In Germany, as far as I know at present, stocking-knitters occur for the first time about the middle of the sixteenth century, under the name of hosenstricker, a term which in Lower Saxony is still not uncommon. At Hamburg the people say hasenknütter, and use the word hase for stockings. In Berlin there were stocking-knitters about the year 1590. In many countries they had a particular guild; and this is the case at present in the duchy of Wirtemberg, where they are entirely different from those who work at the loom, and who are called stocking-weavers. Each have their own regulations, in which it is ordered that the stocking-knitters shall wear no articles wove, that is knit, in a loom, and the stocking-weavers no articles knit with the hand. That knitting however may be left free, as an occasional occupation to every one, the following words are inserted in the regulations of the stocking-knitters:—“Poor people, who through want of other means procure a subsistence by knitting stockings, and those who at the gates keep watch for themselves or others, and at the same time knit, shall be at liberty to wear whatever they make with their own hands.”

The German terms of art which relate to knitting are older than the art itself, for they are all borrowed from the making of nets; knütten, knüteisen, knütholz, knütspan, stricken and stricknadel, and also maschen, are all terms which occur in the fishing-regulations of Brandenburg for the year 1574, and no doubt earlier.
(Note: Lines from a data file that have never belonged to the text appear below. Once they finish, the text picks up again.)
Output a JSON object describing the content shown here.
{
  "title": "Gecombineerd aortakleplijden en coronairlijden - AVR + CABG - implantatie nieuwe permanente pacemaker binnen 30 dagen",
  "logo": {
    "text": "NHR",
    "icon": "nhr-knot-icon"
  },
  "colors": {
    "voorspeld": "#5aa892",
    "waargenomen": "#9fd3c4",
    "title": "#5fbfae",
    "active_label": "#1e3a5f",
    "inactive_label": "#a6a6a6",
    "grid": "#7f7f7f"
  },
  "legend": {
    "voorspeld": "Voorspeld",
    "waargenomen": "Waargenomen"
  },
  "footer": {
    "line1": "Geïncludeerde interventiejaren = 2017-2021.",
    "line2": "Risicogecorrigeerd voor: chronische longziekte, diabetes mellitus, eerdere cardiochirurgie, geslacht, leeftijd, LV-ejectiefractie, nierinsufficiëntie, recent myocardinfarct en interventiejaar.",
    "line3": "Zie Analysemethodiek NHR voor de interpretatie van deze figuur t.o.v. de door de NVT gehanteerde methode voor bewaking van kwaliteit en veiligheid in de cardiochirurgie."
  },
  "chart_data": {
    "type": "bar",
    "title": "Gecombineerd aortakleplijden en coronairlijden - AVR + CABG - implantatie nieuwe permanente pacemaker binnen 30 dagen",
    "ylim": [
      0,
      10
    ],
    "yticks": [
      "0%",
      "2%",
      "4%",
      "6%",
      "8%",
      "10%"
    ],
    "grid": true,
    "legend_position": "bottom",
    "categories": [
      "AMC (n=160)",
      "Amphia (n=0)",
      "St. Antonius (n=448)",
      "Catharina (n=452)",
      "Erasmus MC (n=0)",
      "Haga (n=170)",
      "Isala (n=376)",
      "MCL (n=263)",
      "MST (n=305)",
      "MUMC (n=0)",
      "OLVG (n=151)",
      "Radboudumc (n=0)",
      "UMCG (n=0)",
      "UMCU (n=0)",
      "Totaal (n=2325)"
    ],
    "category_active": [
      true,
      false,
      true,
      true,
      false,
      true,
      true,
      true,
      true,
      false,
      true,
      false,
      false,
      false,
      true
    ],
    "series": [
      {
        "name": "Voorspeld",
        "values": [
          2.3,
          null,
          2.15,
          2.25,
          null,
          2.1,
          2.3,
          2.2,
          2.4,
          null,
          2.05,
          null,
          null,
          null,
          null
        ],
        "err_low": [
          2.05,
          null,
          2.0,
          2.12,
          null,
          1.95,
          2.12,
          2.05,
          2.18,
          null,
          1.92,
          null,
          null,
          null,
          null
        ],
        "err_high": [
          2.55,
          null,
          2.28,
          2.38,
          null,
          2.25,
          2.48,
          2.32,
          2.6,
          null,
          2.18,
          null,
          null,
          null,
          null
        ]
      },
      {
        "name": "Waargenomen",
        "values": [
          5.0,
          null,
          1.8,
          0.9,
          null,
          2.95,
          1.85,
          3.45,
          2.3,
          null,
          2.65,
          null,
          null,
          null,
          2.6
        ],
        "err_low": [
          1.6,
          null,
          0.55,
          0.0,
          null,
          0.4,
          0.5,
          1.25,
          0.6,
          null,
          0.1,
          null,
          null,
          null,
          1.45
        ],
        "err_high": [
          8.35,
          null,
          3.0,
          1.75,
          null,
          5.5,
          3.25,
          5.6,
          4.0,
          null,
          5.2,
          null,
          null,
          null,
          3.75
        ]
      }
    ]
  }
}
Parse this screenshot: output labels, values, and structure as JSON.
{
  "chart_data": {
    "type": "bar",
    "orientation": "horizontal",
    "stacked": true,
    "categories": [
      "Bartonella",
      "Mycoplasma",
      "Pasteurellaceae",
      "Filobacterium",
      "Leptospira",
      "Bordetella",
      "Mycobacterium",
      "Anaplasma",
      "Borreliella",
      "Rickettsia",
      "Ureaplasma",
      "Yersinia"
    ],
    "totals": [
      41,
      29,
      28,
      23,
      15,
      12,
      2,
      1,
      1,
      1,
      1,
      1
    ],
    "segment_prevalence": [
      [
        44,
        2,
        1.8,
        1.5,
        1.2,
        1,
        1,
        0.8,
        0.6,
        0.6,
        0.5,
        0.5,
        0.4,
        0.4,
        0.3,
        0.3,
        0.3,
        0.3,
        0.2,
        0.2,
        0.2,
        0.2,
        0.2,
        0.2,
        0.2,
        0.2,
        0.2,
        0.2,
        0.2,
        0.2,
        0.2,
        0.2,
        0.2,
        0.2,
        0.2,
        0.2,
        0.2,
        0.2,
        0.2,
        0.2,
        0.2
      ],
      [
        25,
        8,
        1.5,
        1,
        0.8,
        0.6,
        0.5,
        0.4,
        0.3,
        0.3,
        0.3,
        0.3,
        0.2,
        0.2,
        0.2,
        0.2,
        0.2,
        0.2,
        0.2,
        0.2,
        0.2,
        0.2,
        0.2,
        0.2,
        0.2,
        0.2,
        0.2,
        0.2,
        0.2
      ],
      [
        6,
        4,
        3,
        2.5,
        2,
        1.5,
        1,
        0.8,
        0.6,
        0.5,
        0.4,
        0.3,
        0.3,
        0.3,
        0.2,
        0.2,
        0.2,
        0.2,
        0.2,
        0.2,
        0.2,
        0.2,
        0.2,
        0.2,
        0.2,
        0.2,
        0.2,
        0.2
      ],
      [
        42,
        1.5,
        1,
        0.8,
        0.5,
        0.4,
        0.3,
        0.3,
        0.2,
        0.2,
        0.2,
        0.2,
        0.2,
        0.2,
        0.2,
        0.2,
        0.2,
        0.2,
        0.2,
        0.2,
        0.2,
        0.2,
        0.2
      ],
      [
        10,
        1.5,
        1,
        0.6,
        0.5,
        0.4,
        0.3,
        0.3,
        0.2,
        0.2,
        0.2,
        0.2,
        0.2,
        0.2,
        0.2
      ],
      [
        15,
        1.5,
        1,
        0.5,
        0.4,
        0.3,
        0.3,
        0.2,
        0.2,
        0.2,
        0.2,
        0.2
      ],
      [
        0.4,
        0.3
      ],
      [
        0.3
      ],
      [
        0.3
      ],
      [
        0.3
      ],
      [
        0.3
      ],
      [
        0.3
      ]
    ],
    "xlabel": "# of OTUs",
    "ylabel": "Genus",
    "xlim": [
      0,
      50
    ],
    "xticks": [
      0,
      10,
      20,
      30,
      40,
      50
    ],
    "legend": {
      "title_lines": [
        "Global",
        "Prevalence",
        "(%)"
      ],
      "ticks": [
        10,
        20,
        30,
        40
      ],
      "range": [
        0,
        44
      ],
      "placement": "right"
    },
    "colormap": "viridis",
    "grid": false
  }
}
The tricoter of the French had the same origin as the German word stricken: Trica was a lock of hair, a noose; and tricare signified to entangle, and deceive. Lacer is derived from laqs, a rope, a noose; and this comes from laqueus. The English word stocking is derived from stock, truncus, the trunk of a tree, a word still retained by the German foresters, who in the Low German speak of rooting out stocks.
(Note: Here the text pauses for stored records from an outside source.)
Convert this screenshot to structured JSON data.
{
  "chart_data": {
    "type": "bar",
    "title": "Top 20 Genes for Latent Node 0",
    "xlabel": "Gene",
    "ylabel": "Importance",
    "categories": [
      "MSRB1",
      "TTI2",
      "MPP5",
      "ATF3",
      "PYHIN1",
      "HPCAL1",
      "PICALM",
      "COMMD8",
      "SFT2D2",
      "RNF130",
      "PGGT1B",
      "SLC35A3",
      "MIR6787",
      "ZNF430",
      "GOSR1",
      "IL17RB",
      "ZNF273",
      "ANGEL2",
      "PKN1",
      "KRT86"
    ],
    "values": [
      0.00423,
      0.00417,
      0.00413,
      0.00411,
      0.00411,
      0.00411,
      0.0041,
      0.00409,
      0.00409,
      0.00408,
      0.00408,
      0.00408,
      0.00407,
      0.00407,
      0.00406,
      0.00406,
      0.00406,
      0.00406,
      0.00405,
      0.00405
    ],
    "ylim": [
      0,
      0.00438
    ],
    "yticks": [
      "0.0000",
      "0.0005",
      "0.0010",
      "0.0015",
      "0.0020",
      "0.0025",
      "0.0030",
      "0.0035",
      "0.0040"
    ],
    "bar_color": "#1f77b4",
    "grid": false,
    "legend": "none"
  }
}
Silk stockings, however, in consequence of their high price, were for a long time used only on very grand occasions. Henry II., king of France, wore such stockings for the first time at the marriage of his sister with the duke of Savoy in 1559[908]. In the reign of Henry III., who ascended the throne in 1575, the consort of Geoffroy Camus de Pontcarre, who held a high office in the state, would not wear silk stockings given to her by a nurse, who lived at court, as a Christmas present, because she considered them to be too gay. In the year 1569, when the privy-counsellor Barthold von Mandelsloh, who had been envoy to many diets and courts, appeared on a week-day at court with silk stockings which he had brought from Italy, the margrave John of Custrin said to him, “Barthold, I have silk stockings also; but I wear them only on Sundays and holidays.” The celebrated Leonard Thurneisser, however, who lived at the court of Brandenburg about the end of the sixteenth century, wore silk stockings daily, and in general dressed very magnificently in silk and velvet.